Y si aceptamos mosasaurio como animal de 40 o 60 metros, cabe preguntarse por qué los guionistas no se decantaron por otra opción que habría resultado incluso más impactante: un tiburón devorando de un bocado a otro tiburón. El extinto megalodón (Carcharodon megalodon), un posible pariente del gran blanco –su taxonomía aún se discute–, fue una bestia del Cenozoico (el período posterior al Mesozoico de los dinosaurios) que medía entre 16 metros, según las estimaciones más conservadoras, y 25, de acuerdo a las más arriesgadas. El gráfico de comparación de tamaños con otros animales marinos prueba que no habría hecho falta un gran ejercicio de exageración para recrear a un megalodón tragándose a un gran blanco. Y si alguien objeta que el megalodón no es un dinosaurio ni vivió en el Jurásico, tampoco el mosasaurio cumple ninguna de estas dos condiciones. De hecho, las principales estrellas de la saga, como el T-rex y los velocirraptores, tampoco aparecieron hasta el Cretácico, posterior al Jurásico. Puestos a hacer concesiones…

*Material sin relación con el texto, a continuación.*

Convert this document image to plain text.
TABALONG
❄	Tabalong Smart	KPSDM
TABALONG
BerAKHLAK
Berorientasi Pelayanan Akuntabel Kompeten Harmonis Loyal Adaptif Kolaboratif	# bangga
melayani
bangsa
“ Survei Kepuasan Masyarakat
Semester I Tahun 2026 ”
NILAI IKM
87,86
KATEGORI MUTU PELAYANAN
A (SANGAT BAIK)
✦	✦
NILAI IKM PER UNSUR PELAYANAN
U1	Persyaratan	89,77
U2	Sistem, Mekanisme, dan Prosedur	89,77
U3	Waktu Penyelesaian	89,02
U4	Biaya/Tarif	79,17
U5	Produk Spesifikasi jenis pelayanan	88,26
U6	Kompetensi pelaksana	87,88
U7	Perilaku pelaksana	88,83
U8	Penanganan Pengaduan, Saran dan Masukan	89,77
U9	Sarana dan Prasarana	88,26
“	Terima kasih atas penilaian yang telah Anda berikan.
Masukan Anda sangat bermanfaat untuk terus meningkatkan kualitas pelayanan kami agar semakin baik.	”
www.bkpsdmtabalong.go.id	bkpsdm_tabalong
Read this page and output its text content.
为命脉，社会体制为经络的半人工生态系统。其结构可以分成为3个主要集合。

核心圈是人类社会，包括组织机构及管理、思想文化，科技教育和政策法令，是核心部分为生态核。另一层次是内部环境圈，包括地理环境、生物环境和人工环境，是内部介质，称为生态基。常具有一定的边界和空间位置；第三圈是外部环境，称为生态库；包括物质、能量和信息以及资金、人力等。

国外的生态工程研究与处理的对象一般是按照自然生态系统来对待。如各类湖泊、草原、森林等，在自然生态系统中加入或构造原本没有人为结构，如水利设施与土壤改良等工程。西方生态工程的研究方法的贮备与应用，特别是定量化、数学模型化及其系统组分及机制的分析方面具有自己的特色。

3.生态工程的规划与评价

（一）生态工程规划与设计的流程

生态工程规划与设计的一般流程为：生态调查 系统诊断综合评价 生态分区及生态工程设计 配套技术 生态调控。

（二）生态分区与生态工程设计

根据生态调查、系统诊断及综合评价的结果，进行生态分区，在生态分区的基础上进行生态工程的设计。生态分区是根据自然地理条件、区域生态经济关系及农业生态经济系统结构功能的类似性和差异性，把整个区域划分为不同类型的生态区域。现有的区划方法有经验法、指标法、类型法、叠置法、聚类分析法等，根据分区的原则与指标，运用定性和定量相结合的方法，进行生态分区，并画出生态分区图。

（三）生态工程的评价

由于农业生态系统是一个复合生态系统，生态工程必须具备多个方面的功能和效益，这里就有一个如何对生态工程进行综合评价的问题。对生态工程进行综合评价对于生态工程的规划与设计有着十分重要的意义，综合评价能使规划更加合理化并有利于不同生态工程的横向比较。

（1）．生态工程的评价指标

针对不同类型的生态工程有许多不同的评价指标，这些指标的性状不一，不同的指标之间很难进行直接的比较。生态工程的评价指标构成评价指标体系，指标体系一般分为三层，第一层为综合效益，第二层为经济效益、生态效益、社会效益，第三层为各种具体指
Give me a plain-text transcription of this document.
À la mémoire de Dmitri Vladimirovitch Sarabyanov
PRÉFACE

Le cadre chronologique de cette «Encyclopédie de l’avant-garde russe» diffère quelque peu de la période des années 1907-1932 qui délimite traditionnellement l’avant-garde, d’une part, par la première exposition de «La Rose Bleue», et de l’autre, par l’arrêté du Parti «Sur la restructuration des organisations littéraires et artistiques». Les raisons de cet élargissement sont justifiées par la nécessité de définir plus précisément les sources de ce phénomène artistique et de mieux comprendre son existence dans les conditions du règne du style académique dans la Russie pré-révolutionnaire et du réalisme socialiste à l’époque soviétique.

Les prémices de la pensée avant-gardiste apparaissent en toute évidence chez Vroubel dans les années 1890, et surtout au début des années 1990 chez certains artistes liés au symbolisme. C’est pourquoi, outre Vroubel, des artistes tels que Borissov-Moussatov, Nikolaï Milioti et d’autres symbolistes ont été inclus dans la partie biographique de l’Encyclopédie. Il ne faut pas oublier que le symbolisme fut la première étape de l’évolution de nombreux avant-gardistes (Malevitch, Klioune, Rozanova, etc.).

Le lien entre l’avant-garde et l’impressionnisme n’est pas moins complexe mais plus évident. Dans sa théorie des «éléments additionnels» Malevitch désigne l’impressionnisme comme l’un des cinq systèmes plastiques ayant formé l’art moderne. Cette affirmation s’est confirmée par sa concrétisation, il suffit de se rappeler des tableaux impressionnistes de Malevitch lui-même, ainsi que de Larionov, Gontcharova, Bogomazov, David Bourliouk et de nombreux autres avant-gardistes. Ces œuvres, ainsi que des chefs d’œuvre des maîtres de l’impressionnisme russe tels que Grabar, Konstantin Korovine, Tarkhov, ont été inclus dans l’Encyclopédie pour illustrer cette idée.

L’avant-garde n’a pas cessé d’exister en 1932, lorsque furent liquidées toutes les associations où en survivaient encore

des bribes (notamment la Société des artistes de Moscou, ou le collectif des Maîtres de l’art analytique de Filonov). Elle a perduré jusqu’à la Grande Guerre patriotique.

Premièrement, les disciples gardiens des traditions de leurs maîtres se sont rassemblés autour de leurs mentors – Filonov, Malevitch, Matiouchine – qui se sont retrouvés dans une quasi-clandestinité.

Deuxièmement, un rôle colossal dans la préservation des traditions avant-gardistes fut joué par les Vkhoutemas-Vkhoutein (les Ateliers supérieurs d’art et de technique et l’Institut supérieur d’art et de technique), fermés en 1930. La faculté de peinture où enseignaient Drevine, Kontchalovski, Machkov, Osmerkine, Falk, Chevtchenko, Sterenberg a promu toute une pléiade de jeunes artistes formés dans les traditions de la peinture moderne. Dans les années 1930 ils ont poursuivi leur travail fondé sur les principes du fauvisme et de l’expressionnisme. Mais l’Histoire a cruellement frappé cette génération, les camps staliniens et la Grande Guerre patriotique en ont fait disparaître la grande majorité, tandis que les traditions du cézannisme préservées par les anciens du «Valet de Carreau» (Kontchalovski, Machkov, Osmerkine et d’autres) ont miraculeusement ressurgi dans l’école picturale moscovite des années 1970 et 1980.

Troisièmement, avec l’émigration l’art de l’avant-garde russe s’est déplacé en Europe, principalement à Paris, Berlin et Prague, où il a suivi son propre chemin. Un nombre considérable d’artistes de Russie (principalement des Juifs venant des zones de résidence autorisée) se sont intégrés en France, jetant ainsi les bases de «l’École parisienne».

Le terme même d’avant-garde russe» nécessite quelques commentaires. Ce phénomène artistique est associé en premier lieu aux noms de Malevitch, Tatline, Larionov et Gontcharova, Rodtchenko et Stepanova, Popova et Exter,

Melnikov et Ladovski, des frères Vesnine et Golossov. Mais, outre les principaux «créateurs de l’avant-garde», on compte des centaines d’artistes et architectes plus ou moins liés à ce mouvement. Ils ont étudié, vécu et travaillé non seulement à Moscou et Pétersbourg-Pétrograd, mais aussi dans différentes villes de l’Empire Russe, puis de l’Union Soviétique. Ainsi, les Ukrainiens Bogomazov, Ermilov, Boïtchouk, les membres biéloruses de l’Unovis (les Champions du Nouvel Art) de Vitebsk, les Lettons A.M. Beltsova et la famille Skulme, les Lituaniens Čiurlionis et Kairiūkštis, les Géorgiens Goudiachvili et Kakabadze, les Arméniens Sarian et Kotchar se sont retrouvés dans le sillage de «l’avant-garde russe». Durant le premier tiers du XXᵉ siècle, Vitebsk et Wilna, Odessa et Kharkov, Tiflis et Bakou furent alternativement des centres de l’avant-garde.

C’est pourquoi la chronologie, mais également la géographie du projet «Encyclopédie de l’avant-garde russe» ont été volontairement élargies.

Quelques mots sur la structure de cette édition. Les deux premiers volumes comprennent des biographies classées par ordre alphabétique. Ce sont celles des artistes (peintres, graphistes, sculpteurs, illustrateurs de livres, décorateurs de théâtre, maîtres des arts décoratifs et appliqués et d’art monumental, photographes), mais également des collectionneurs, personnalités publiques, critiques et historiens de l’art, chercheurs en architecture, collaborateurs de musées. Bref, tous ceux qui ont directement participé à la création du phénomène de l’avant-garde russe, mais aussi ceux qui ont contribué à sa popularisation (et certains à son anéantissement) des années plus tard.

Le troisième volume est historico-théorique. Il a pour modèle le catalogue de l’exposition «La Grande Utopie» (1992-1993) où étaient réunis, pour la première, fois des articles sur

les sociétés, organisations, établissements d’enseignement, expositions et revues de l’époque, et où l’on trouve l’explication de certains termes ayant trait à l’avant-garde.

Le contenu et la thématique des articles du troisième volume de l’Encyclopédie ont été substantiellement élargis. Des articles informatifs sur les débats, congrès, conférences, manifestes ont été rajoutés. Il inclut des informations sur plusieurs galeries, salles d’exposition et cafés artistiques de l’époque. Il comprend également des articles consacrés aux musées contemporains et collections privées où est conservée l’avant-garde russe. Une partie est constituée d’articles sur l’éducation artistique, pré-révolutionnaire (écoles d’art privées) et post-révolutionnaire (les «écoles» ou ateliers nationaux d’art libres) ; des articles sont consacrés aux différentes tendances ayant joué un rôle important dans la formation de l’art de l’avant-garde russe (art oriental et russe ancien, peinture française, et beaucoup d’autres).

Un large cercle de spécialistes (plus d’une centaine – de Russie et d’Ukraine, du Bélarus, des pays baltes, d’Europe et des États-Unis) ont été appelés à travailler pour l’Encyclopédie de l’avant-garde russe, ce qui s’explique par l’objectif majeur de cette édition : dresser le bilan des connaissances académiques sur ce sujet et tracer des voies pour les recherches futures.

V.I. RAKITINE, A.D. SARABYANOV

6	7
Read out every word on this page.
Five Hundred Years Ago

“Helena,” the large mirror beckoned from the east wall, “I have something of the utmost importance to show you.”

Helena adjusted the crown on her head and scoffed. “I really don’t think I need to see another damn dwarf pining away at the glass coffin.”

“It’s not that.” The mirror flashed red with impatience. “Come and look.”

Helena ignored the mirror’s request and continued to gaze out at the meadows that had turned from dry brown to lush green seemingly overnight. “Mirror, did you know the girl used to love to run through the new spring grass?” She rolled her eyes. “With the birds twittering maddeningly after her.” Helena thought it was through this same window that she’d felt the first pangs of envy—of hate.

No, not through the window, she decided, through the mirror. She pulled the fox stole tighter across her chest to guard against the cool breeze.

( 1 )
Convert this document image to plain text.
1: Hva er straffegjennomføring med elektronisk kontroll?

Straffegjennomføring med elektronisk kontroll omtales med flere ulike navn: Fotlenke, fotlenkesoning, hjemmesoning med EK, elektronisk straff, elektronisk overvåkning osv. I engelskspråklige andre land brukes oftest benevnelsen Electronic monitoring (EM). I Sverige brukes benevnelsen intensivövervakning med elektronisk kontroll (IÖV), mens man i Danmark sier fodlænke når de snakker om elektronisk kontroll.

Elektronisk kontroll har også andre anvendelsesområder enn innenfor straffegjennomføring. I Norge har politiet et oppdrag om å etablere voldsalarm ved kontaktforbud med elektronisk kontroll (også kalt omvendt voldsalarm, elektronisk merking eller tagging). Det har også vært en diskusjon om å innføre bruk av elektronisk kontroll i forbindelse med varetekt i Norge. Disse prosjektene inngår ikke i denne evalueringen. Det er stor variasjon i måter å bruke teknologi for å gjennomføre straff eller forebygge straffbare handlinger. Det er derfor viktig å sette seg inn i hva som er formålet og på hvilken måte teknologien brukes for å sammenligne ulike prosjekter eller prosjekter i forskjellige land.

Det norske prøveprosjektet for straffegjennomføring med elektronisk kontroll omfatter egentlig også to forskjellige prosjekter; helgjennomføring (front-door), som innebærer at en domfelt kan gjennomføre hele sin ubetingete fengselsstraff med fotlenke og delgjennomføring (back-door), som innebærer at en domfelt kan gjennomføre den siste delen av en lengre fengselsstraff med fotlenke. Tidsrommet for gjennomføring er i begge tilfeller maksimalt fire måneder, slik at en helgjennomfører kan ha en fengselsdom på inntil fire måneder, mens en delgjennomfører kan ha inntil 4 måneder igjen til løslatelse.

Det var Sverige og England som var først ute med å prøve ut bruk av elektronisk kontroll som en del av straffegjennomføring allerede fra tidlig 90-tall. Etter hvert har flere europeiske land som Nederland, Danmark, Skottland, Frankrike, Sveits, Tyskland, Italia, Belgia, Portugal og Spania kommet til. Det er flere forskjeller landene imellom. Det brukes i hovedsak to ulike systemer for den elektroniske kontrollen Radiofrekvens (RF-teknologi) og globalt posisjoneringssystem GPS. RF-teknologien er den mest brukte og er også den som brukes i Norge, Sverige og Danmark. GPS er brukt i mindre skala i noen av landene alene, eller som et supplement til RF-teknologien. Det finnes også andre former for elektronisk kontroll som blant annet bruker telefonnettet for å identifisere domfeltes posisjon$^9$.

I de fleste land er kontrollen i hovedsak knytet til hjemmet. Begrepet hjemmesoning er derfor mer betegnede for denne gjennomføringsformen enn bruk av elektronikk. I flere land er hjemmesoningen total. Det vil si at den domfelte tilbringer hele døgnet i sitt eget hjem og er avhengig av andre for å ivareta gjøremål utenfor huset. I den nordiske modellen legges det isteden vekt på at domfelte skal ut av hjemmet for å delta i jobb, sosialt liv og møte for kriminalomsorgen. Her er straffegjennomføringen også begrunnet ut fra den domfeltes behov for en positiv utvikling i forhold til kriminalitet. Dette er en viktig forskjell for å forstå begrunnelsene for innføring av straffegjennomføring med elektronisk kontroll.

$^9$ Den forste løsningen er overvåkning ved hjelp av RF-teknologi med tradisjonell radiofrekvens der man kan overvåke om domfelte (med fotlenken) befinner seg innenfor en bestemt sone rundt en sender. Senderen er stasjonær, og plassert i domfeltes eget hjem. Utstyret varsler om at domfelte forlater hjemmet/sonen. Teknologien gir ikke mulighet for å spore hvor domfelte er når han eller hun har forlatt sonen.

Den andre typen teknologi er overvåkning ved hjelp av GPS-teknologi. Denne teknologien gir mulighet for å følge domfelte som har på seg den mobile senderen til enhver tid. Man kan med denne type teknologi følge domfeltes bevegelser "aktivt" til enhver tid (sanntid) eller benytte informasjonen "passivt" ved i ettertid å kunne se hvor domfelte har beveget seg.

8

Comparación de tamaño del extinto megalodón (gris y rojo) con el tiburón ballena (violeta), el gran blanco (verde) y un ser humano (azul). Imagen de Misslelauncherexpert, Matt Martyniuk / Wikipedia.

Comparación de tamaño del extinto megalodón (gris y rojo) con el tiburón ballena (violeta), el gran blanco (verde) y un ser humano (azul). Imagen de Misslelauncherexpert, Matt Martyniuk / Wikipedia.

Por mucho que innumerables webs y vídeos en internet juren lo contrario, lo cierto es que el megalodón permanecerá extinguido mientras nadie demuestre otra cosa. Hoy el mayor pez depredador que podemos encontrarnos en los océanos es el tiburón blanco, que con sus seis metros, su prominente dentadura y sus fríos ojos de muñeca ya impone respeto; más aún cuando el cine, con Spielberg a la cabeza, lo ha demonizado como el serial killer de los mares. Y si alguien piensa que en nuestras costas estamos a salvo de aquellos trances en los que se veía envuelto el jefe Brody, que lo piense mejor: el Carcharodon carcharias se encuentra a menudo en el Mediterráneo y, según un estudio publicado en 2003, «parece estar presente alrededor de las islas Baleares durante todo el año». Es más: en marzo de 1969, al suroeste de Mallorca se capturó uno de los mayores ejemplares del mundo, una hembra con una longitud reportada de ocho metros (un tamaño probablemente exagerado, según los autores del estudio).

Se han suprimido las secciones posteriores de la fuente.